Eglises d'Asie

A Hô Chi Minh-Ville et à Phat Diêm: une même suspicion?

Publié le 18/03/2010




Les garderies d’enfants tenues par les religieuses relèveraient-elles de la haute politique? C’est ce que sembleraient indiquer les consignes envoyées par le Service de l’éducation à ses permanences de Hô Chi Minh-Ville: “Etant donné la situation internationale et nationale qui soulève une série de questions complexes, les autorisations d’ouverture de classes seront délivrées avec parcimonie, prudence et réserve … Cette année, les autorisations d’ouverture accordées aux classes d’obédience religieuse doivent être très limitées. Chaque arrondissement, si le besoin s’en fait sentir et si toutes les conditions sont réunies à un niveau élevé, délivrera au maximum une ou deux autorisations … Elles ne seront accordées qu’aux classes ayant déjà effectivement fonctionné durant l’année scolaire 89-90” (19).

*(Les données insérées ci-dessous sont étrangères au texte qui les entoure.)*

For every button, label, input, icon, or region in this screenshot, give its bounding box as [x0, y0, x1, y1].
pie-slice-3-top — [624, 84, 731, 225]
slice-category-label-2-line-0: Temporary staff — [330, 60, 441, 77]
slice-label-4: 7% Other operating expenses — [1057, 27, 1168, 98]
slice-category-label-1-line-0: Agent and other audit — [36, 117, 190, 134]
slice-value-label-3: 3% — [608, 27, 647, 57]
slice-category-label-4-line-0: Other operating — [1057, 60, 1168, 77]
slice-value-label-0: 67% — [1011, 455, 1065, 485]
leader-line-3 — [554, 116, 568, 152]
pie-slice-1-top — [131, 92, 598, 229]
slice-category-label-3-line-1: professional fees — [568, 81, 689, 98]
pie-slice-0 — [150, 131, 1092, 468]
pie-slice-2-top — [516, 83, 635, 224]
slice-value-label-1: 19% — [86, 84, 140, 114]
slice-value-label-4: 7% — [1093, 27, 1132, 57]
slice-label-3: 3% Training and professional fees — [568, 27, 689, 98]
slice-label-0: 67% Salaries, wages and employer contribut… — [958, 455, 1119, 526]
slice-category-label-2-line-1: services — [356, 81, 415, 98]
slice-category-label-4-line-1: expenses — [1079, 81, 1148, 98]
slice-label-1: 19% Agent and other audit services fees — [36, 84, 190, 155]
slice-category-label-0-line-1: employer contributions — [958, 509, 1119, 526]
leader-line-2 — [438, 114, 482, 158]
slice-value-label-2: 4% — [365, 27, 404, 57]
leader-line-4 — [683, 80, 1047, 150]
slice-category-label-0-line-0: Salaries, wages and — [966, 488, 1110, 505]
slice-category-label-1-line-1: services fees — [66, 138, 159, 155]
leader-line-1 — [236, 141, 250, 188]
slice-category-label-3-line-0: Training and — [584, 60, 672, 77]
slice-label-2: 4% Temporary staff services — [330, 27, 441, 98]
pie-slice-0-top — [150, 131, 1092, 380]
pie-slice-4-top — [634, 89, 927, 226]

Ces nouvelles consignes sont spécialement destinées aux écoles enfantines tenues par les religieuses qui, jusqu’ici, étaient régies par une réglementation générale pour les écoles privées, publiée en 1988 (20). Il est probable que les “questions complexes” que mentionne ce texte sont celles soulevées, dans le monde et au Vietnam, par l’actuel effondrement des régimes socialistes européens. Comme il n’est pas vraisemblable que les garderies d’enfants puissent être considérées comme d’éventuels foyers de contestation, on peut penser que ces dernières mesures sont motivées par la vigilance vis-à-vis de toute opposition potentielle, préconisée par le 8ème plenum du mois de mars 90 (21): sont entre autres visés les religions et tout ce qui pourrait être un accroissement de leur influence.

Ce texte a suscité une inquiétude générale parmi les congrégations religieuses et les parents d’élèves dont certains sont des cadres supérieurs du régime actuel. Dans beaucoup de congrégations, on avait profité des vacances d’été pour améliorer les locaux d’enseignement et les rendre plus conformes aux critères préconisés par la réglementation de 1988. Or, les conditions exigées par les nouvelles directives à l’usage des écoles religieuses sont beaucoup plus sévères. Alors que dans les salles de classe ordinaires, on ne réclame qu’un mètre carré et demi d’espace par élève, les établissements religieux, eux, devraient fournir 2 mètres carrés à chacun de leurs élèves. Au début du mois de septembre, seules 3 congrégations ont été autorisées à ouvrir des classes maternelles, en 3 endroits. Les autres classes vont, probablement comme l’an dernier, continuer à fonctionner dans une semi-illégalité.

Un autre incident, cette fois-ci au Nord-Vietnam, témoigne de la même suspicion portée par les autorités à toute manifestation trop visible de l’Eglise catholique. Selon une agence de presse (22), l’annonce radiodiffusée d’une indulgence accordée par le Saint-Père aux fidèles du diocèse de Phat Diêm à l’occasion du centième anniversaire de l’édification de la cathédrale, aurait provoqué “une certaine nervosité” chez les autorités. Ces dernières craignent que l’année jubilaire organisée par le diocèse, qui devrait commencer le 7 octobre, ne provoque, à la faveur de l’affluence des fidèles, des troubles qui favoriseraient l’expression de sentiments antigouvernementaux … Le diocèse de Phat Diêm, avec ses deux évêques, ses dix prêtres et, selon certaines estimations, ses 150 000 fidèles, est un des plus dynamiques du Nord-Vietnam. Les chrétiens de Phat Diêm avaient été très nombreux à venir saluer le représentant du pape, le cardinal Etchegaray, lors de son voyage au Vietnam, au mois de juillet 89 (23).